雇用・労働分野の助成金について

2018年06月01日

人事労務分野に関する助成金の改正情報が出揃いました。今年度は、働き方改革を加速させるべく、従業員の処遇改善に関する措置や、育児・介護・病気と仕事との両立を支援する措置を行った場合等については、受給要件の緩和・支給額の拡充など、企業にとってより実効性の高い内容が盛り込まれるようになっています。
ここでは、厚生労働省の『平成30年度雇用・労働分野の助成金のご案内(簡略版)』等をもとに、本年度の助成金の全体像を概説いたします。

雇用関係助成金
優先順位の低い要件の見直しや申請回数の削減、助成額の定額化等により、簡略化が図られました。また、雇入れ・両立支援・人材育成・障害者雇用等といった各助成金のジャンル別に整理統合が行われました。本年度の雇用関係助成金は、18助成金・61コースで構成されています。

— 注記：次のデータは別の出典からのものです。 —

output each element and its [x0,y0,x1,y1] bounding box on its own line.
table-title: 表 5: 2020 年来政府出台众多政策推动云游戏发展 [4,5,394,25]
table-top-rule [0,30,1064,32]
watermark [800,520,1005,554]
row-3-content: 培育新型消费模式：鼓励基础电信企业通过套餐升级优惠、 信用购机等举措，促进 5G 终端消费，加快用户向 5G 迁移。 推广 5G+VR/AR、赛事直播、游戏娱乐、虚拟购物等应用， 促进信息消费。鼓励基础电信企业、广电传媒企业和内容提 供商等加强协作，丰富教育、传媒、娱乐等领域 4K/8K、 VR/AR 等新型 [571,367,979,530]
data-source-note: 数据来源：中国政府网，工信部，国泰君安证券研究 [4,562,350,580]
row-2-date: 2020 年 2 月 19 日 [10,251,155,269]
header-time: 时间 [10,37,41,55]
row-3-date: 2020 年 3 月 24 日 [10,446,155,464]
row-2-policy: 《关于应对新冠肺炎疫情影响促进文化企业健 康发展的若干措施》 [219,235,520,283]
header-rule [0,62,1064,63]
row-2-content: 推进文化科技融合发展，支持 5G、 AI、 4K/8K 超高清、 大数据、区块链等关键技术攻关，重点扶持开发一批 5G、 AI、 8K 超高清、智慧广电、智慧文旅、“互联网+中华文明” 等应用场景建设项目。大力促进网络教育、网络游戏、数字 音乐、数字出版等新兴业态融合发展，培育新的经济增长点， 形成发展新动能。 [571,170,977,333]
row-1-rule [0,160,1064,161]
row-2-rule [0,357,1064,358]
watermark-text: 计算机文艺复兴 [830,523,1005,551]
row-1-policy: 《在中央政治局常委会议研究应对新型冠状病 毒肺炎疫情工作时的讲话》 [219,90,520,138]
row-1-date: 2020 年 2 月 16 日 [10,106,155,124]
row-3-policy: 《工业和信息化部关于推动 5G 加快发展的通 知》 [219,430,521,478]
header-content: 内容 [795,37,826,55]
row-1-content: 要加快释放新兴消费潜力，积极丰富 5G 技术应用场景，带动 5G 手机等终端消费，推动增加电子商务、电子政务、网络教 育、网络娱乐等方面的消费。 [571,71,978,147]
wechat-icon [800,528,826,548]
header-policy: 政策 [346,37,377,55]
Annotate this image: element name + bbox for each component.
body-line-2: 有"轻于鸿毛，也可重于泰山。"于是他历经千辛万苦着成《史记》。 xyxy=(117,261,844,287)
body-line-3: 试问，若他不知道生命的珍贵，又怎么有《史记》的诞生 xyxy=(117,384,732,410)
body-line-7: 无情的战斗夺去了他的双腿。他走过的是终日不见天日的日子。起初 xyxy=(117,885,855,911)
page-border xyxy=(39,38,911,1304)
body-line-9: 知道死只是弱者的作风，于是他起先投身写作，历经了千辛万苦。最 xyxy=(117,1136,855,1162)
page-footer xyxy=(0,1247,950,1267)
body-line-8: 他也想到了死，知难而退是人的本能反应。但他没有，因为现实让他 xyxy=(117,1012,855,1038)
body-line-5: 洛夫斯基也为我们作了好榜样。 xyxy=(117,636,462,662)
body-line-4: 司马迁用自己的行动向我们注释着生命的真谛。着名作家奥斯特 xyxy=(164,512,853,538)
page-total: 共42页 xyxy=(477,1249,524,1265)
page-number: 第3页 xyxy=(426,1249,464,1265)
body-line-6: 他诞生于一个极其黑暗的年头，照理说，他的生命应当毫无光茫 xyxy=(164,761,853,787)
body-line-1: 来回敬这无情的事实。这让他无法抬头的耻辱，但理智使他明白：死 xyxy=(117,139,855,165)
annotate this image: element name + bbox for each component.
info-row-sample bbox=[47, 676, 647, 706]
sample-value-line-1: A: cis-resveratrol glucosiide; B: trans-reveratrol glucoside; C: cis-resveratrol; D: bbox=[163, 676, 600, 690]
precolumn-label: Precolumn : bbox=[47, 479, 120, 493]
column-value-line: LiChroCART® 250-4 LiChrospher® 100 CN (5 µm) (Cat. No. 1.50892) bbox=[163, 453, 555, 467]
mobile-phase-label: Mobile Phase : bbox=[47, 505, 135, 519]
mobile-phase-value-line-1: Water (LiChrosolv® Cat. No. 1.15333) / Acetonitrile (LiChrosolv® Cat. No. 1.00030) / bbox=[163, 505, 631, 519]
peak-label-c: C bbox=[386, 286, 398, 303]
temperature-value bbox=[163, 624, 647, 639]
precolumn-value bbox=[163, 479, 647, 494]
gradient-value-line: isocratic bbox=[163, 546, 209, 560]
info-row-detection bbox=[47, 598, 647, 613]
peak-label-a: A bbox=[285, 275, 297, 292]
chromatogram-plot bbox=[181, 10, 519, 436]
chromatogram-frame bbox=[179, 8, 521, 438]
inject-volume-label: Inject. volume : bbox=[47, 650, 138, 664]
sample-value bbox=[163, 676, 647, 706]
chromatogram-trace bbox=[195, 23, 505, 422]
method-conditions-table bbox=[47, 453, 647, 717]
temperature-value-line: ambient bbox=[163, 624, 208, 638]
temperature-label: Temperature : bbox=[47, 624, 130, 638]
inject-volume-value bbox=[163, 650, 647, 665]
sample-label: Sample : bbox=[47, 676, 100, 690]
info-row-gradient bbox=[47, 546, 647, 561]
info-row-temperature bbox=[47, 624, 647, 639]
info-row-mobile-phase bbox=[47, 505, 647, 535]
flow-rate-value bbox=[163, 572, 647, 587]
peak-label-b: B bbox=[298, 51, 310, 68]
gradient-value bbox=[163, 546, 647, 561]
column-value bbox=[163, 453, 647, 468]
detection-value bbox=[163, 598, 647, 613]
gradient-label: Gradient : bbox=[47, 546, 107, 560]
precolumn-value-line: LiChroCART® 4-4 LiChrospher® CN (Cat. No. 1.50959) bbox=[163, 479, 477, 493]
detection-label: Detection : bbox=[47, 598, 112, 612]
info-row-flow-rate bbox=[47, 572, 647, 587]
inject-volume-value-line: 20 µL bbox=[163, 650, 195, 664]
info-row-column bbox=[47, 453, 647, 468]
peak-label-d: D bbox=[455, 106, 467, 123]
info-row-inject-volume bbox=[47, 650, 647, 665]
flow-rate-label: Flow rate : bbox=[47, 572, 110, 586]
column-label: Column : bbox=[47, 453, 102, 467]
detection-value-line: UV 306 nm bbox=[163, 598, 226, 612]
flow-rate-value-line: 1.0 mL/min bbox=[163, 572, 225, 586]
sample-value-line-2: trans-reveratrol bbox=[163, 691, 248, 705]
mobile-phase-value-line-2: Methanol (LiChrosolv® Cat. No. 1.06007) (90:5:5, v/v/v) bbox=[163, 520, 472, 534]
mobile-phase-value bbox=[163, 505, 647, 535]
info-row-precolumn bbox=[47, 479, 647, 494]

後述の労働条件等関係助成金との違いとしては、①中小企業以外の事業主も対象となること(支給額等に差あり)、②通年で申請を受付けていること、などが挙げられます。

労働条件等関係助成金
前年度までそれぞれ単独のものとして取り扱われていた助成金が、『労働条件等関係助成金』という名称で類型化されています。本助成金群は以下の5助成金・15コースで構成されます。

業務改善助成金
最低賃金の引上げと生産性向上のための設備投資を共に行った場合に、設備投資費用の一部を助成

時間外労働等改善助成金(職場意識改善助成金が改称)
 時間外労働の上限設定や勤務間インターバル制度などを導入するために出費した外部コンサル料や労務管理機器購入費等の一部を助成

受動喫煙防止対策助成金
喫煙室等の設置などを行った場合に、経費の一部を助成

産業保健関係助成金
ストレスチェックや職場環境改善にかかった費用の実費額を助成

中小企業退職金共済制度に係る新規加入等掛金助成
中退共に加入する(またはしている)事業主に、掛金の一部を助成

前述の労働条件等関係助成金との違いとしては、①中小企業事業主が対象、②予算の都合により申請期間中の受付締切りの可能性があること、などが挙げられます。

さいごに
雇用・労働分野の助成金は、対象や要件が多岐にわたります。また、事前に計画書の作成・提出が必要となる場合があるなど、申請までの準備にも相応の時間が必要になりますので、申請を検討されるものがありましたら、早い段階でおおよその目星を付けておく必要があります。なお、助成金は、要した費用の一部が助成されるものがほとんどであり、助成金で儲かることは、まずありえません。
受け取れる金額はあくまでも「ご褒美」のようなものと捉え、従業員の処遇改善や雇用環境の整備など、本来の目的を見失わないことが何よりも大切です。